Ze zullen er ook vandaag vast zijn, christenen die er echt van overtuigd zijn dat het Oude Testament nauwelijks meer meedoet.

Opleiding

In de opleiding tot dienaar van het Woord krijgen jonge mensen gelukkig onderwijs over de inhoud en de structuur van zowel het Oude als het Nieuwe Testament. Wie wat het Oude betreft aan Utrecht denkt, noemt de naam van prof. Bob Becking. Met het emeritaat van deze oudtestamenticus op 2 september jl. is een theoloog verdwenen die verschillende generaties hervormde theologen onderwezen heeft. ‘In Utrecht is geen theologie meer en geen bijbelwetenschap’, constateerde hijzelf bij zijn afscheid. Met hem vertrok de laatste wetenschapper uit de Domstad die de kerk ook als dominee gediend had, in Broek in Waterland en Huis ter Heide. Het is een herinnering aan de periode dat de relatie tussen kerk en academische theologie hecht was.

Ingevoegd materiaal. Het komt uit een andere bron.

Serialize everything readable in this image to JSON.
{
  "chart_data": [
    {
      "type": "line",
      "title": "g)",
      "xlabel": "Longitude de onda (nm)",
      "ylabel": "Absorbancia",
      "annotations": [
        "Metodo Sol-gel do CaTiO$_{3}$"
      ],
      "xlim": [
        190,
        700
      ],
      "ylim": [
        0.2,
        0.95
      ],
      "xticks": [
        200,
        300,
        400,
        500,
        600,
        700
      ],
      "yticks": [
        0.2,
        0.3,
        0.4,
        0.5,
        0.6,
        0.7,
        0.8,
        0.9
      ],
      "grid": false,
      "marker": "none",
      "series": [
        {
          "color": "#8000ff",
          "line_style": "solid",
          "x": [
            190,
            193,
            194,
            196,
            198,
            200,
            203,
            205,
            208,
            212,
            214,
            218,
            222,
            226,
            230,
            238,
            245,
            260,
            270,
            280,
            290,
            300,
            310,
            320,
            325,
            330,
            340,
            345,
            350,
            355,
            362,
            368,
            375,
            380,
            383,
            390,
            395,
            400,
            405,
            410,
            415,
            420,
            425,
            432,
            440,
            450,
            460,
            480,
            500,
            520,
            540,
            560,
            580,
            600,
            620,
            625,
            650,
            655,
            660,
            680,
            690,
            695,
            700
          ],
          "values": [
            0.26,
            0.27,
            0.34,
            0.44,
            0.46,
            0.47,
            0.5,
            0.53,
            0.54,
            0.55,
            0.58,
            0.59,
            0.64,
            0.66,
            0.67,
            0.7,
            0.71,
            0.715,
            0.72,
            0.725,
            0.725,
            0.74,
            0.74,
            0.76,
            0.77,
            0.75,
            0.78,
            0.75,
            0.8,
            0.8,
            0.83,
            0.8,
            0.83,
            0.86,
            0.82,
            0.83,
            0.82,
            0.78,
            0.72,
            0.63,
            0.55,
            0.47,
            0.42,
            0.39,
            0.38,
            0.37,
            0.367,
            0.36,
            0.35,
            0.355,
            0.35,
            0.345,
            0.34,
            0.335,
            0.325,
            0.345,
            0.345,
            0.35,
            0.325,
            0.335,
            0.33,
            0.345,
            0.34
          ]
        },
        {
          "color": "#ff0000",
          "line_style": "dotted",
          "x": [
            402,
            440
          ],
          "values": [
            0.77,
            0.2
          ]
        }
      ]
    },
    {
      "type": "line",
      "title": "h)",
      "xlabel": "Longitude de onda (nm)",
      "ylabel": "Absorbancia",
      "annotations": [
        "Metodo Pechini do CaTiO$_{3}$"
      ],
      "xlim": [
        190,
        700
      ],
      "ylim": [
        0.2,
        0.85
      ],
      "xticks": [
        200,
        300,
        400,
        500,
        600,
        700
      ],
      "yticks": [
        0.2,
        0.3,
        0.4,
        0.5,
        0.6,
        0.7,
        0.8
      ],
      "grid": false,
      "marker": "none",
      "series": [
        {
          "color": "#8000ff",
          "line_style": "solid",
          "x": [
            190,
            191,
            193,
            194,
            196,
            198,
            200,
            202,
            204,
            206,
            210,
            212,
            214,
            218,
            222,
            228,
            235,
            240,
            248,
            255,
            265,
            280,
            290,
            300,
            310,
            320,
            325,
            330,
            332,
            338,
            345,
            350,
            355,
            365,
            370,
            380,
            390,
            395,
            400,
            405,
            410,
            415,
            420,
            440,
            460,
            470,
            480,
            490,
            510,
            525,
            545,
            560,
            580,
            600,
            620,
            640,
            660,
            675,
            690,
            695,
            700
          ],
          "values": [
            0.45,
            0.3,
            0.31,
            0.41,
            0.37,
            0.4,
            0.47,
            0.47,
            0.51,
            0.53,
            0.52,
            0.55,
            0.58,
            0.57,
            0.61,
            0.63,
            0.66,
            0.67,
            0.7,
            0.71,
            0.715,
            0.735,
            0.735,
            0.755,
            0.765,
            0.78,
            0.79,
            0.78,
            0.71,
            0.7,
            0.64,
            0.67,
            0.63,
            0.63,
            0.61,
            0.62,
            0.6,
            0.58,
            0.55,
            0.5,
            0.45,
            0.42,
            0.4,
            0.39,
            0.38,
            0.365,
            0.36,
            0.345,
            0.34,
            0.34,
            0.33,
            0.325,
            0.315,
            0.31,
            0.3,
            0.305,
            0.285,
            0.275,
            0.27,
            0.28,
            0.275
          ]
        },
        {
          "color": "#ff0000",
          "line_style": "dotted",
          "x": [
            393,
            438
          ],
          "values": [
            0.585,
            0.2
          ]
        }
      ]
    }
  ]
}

Becking stak als theoloog niet in bij de openbaring van God, maar zag het Oude en het Nieuwe Testament als een getuigenis van mensen wat zij in hun leven ondervonden hebben, ‘waarmee een portret van God getekend is’. Studenten die uit de biblebelt kwamen, ‘sarde ik graag met het feit dat ze voorgaven bijbels te geloven, maar heel veel teksten bleken ze niet te kunnen plaatsen,’ aldus de hoogleraar in het Nederland Dagblad. Het is een zinnetje dat opnieuw duidelijk maakt hoe wezenlijk het meeleven in de kerkelijke gemeente voor studenten theologie is, door de eigen predikant als eerste.

Mexico

Naar Mexico hoeven we de scheidende hoogleraar niet te sturen, dacht ik na lezing van het recente nummer van Theologia Reformata. Daarin behandelt dr. Theo van der Louw de vraag of protestanten in dit Zuid-Amerikaanse land zonder het Oude Testament kunnen. De ervaren bijbelvertaler – we geven zijn woorden door als een spiegel voor de kerk in Nederland – noemt het verbazingwekkend dat het Oude Testament in het land waar hij vier jaar werkte, zo weinig aandacht krijgt, omdat de maatschappij beheerst wordt door thema’s waarover dit deel van de Bijbel ‘overluid spreekt: armoede, onderdrukking, geweld, corruptie, gebrek aan solidariteit, huwelijkstrouw en afgoderij’.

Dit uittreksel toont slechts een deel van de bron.